といっても、ぶんぶんと宙を飛んでいたり、ピン留めされて展示ケースのなかにいたりするハエではない。

 それは、男子トイレの小便器の的として描かれた絵のハエなのだ。

 この空港のトイレに小さなハエが描かれるようになったのは1990年代初頭。

 ただし、そのアイデア自体はまったく新しいものではなかった。

 英国中部にあるストラトフォード・アポン・エイボンという町では、1880年頃に小便器にハチが描かれていた。ラテン語でハチを表す言葉は「apis(アピス)」という。「ピス(piss)」は英語でおしっこの意味。いかにも英国人らしいユーモアだ。

 オランダの軍隊でも、1950年代には小便器に標的が描かれていた。
 スキポール空港の小便器に小さなハエが描かれるようになったのも、同じ発想だ。つまり、利用者にもっと正確に小便器の真ん中に向けて小便をしてほしいということ。

 一般的に、男性が用を足すとき、おしっこの狙いは小便器から外れることが多い。
 特に、空港に着いたばかりで時差ぼけしていると、狙いがかなり甘くなる。その結果、床をモップで拭く清掃員の仕事が増える。空港にとっては経費がかさむし、トイレが清掃中で使えなくなる時間が増えるので、急いでいる旅行者もイライラする。

 だが、小便器の真ん中にハエが描かれていると、自然と狙いを定めやすくなる。それによって、同空港では床に尿がこぼれる(専門用語で「尿はね」と呼ばれる)量が約5割も減ったという。当然、清掃費も大幅に削減できた。

 だから、このハエは世界中で真似されている。

 このトリックは、網にボールを当てるための的から、対戦型のデジタルゲームまで、様々な形で取り入れられている。アイスランドでは、金融危機の後、にっくき銀行員の顔が小便器の的として描かれたこともある。

 このハエはトイレだけではなく、まったく別の場所でも有名になった。
行動科学の分野だ。
 このありふれた偽物のハエは、これまで正しいと見なされてきた「人を動かすための法則」にことごとく反しているのだ。

 古代ギリシャや古代ローマの時代から、人の行動を変えたいときは、その内容を言葉で明確に説明し、体系的な情報やロジックを示し(「ロゴス」=論理性)、感情に訴えかけ(「パトス」=情熱)、信頼できる方法(「エートス」=信頼性)で伝えることが大切だと考えられてきた。
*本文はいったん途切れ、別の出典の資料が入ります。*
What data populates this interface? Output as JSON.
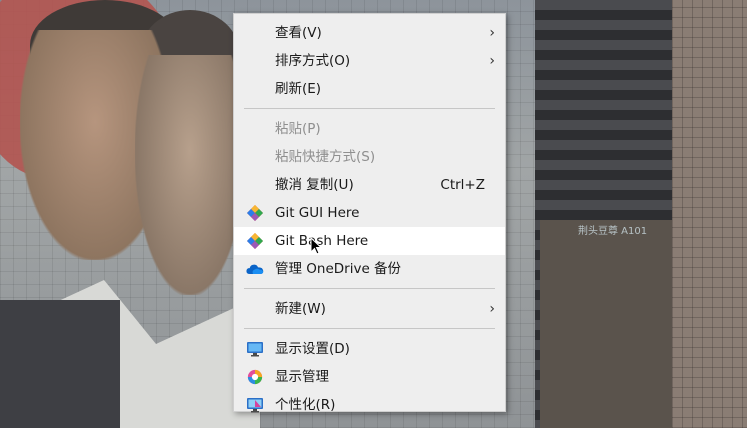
{
  "menu": {
    "items": [
      {
        "label": "查看(V)",
        "submenu": true
      },
      {
        "label": "排序方式(O)",
        "submenu": true
      },
      {
        "label": "刷新(E)"
      },
      {
        "label": "粘贴(P)",
        "disabled": true
      },
      {
        "label": "粘贴快捷方式(S)",
        "disabled": true
      },
      {
        "label": "撤消 复制(U)",
        "shortcut": "Ctrl+Z"
      },
      {
        "label": "Git GUI Here",
        "icon": "git-icon"
      },
      {
        "label": "Git Bash Here",
        "icon": "git-icon",
        "hovered": true
      },
      {
        "label": "管理 OneDrive 备份",
        "icon": "onedrive-cloud-icon"
      },
      {
        "label": "新建(W)",
        "submenu": true
      },
      {
        "label": "显示设置(D)",
        "icon": "display-monitor-icon"
      },
      {
        "label": "显示管理",
        "icon": "display-manager-icon"
      },
      {
        "label": "个性化(R)",
        "icon": "personalize-icon"
      }
    ],
    "submenu_arrow": "›"
  },
  "wallpaper": {
    "sign_text": "荆头豆尊 A101"
  },
  "colors": {
    "menu_bg": "#eeeeee",
    "hover_bg": "#ffffff",
    "disabled_text": "#8f8f8f",
    "onedrive_blue": "#0a64c8"
  }
}
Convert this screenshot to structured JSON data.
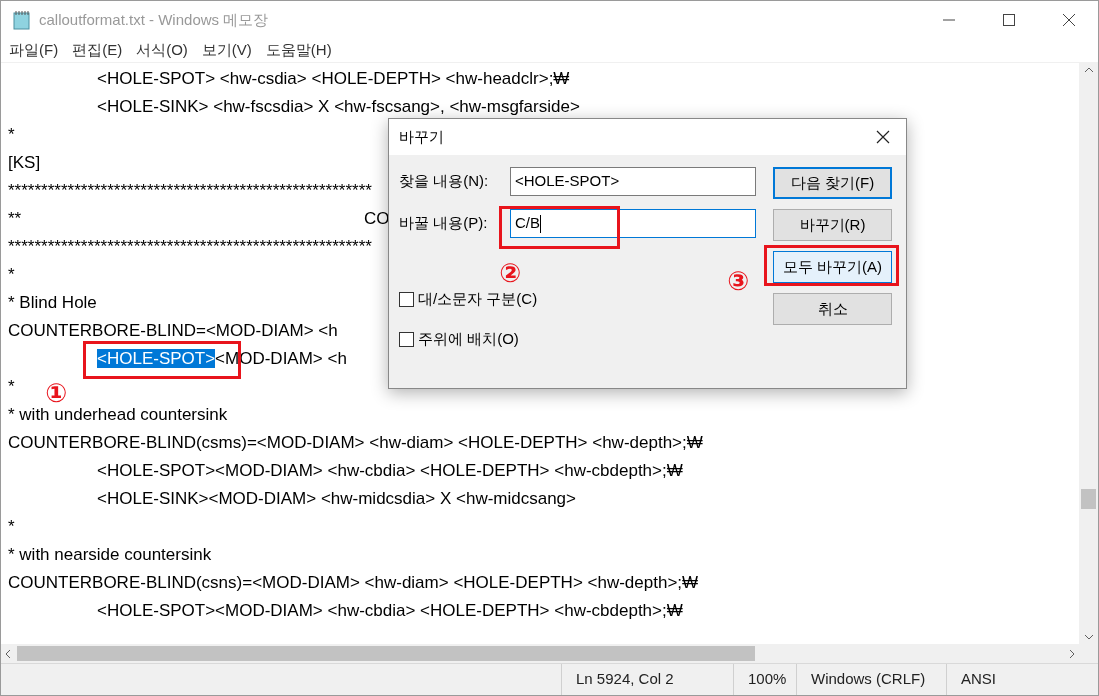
{
  "window": {
    "title": "calloutformat.txt - Windows 메모장"
  },
  "menu": [
    "파일(F)",
    "편집(E)",
    "서식(O)",
    "보기(V)",
    "도움말(H)"
  ],
  "editor": {
    "lines": [
      {
        "indented": true,
        "segments": [
          {
            "text": "<HOLE-SPOT> <hw-csdia> <HOLE-DEPTH> <hw-headclr>;₩",
            "selected": false
          }
        ]
      },
      {
        "indented": true,
        "segments": [
          {
            "text": "<HOLE-SINK> <hw-fscsdia> X <hw-fscsang>, <hw-msgfarside>",
            "selected": false
          }
        ]
      },
      {
        "indented": false,
        "segments": [
          {
            "text": "*",
            "selected": false
          }
        ]
      },
      {
        "indented": false,
        "segments": [
          {
            "text": "[KS]",
            "selected": false
          }
        ]
      },
      {
        "indented": false,
        "segments": [
          {
            "text": "*******************************************************",
            "selected": false
          }
        ]
      },
      {
        "indented": false,
        "segments": [
          {
            "text": "**\t\t\t\tCO",
            "selected": false
          }
        ]
      },
      {
        "indented": false,
        "segments": [
          {
            "text": "*******************************************************",
            "selected": false
          }
        ]
      },
      {
        "indented": false,
        "segments": [
          {
            "text": "*",
            "selected": false
          }
        ]
      },
      {
        "indented": false,
        "segments": [
          {
            "text": "* Blind Hole",
            "selected": false
          }
        ]
      },
      {
        "indented": false,
        "segments": [
          {
            "text": "COUNTERBORE-BLIND=<MOD-DIAM> <h",
            "selected": false
          }
        ]
      },
      {
        "indented": true,
        "segments": [
          {
            "text": "<HOLE-SPOT>",
            "selected": true
          },
          {
            "text": "<MOD-DIAM> <h",
            "selected": false
          }
        ]
      },
      {
        "indented": false,
        "segments": [
          {
            "text": "*",
            "selected": false
          }
        ]
      },
      {
        "indented": false,
        "segments": [
          {
            "text": "* with underhead countersink",
            "selected": false
          }
        ]
      },
      {
        "indented": false,
        "segments": [
          {
            "text": "COUNTERBORE-BLIND(csms)=<MOD-DIAM> <hw-diam> <HOLE-DEPTH> <hw-depth>;₩",
            "selected": false
          }
        ]
      },
      {
        "indented": true,
        "segments": [
          {
            "text": "<HOLE-SPOT><MOD-DIAM> <hw-cbdia> <HOLE-DEPTH> <hw-cbdepth>;₩",
            "selected": false
          }
        ]
      },
      {
        "indented": true,
        "segments": [
          {
            "text": "<HOLE-SINK><MOD-DIAM> <hw-midcsdia> X <hw-midcsang>",
            "selected": false
          }
        ]
      },
      {
        "indented": false,
        "segments": [
          {
            "text": "*",
            "selected": false
          }
        ]
      },
      {
        "indented": false,
        "segments": [
          {
            "text": "* with nearside countersink",
            "selected": false
          }
        ]
      },
      {
        "indented": false,
        "segments": [
          {
            "text": "COUNTERBORE-BLIND(csns)=<MOD-DIAM> <hw-diam> <HOLE-DEPTH> <hw-depth>;₩",
            "selected": false
          }
        ]
      },
      {
        "indented": true,
        "segments": [
          {
            "text": "<HOLE-SPOT><MOD-DIAM> <hw-cbdia> <HOLE-DEPTH> <hw-cbdepth>;₩",
            "selected": false
          }
        ]
      }
    ]
  },
  "dialog": {
    "title": "바꾸기",
    "fields": [
      {
        "label": "찾을 내용(N):",
        "value": "<HOLE-SPOT>",
        "focused": false
      },
      {
        "label": "바꿀 내용(P):",
        "value": "C/B",
        "focused": true
      }
    ],
    "buttons": [
      {
        "label": "다음 찾기(F)",
        "kind": "default"
      },
      {
        "label": "바꾸기(R)",
        "kind": "normal"
      },
      {
        "label": "모두 바꾸기(A)",
        "kind": "hover"
      },
      {
        "label": "취소",
        "kind": "normal"
      }
    ],
    "checkboxes": [
      {
        "label": "대/소문자 구분(C)",
        "checked": false
      },
      {
        "label": "주위에 배치(O)",
        "checked": false
      }
    ]
  },
  "annotations": [
    {
      "label": "①"
    },
    {
      "label": "②"
    },
    {
      "label": "③"
    }
  ],
  "status_bar": [
    "Ln 5924, Col 2",
    "100%",
    "Windows (CRLF)",
    "ANSI"
  ]
}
 これらはもっともらしい説明に聞こえるし、実際にうまくいくこともある。

 けれども、うまくいかない場合も多い。

 たとえば、「喫煙は健康に悪い」と身近な人に説得されても、どれだけ有名人や科学者、インフルエンサーが訴えても、どんなに広告が感動的で、辛辣で、面白おかしかったりしても、喫煙者のほとんどはタバコを吸い続ける。

 人を動かすのは、それほど難しいことなのだ。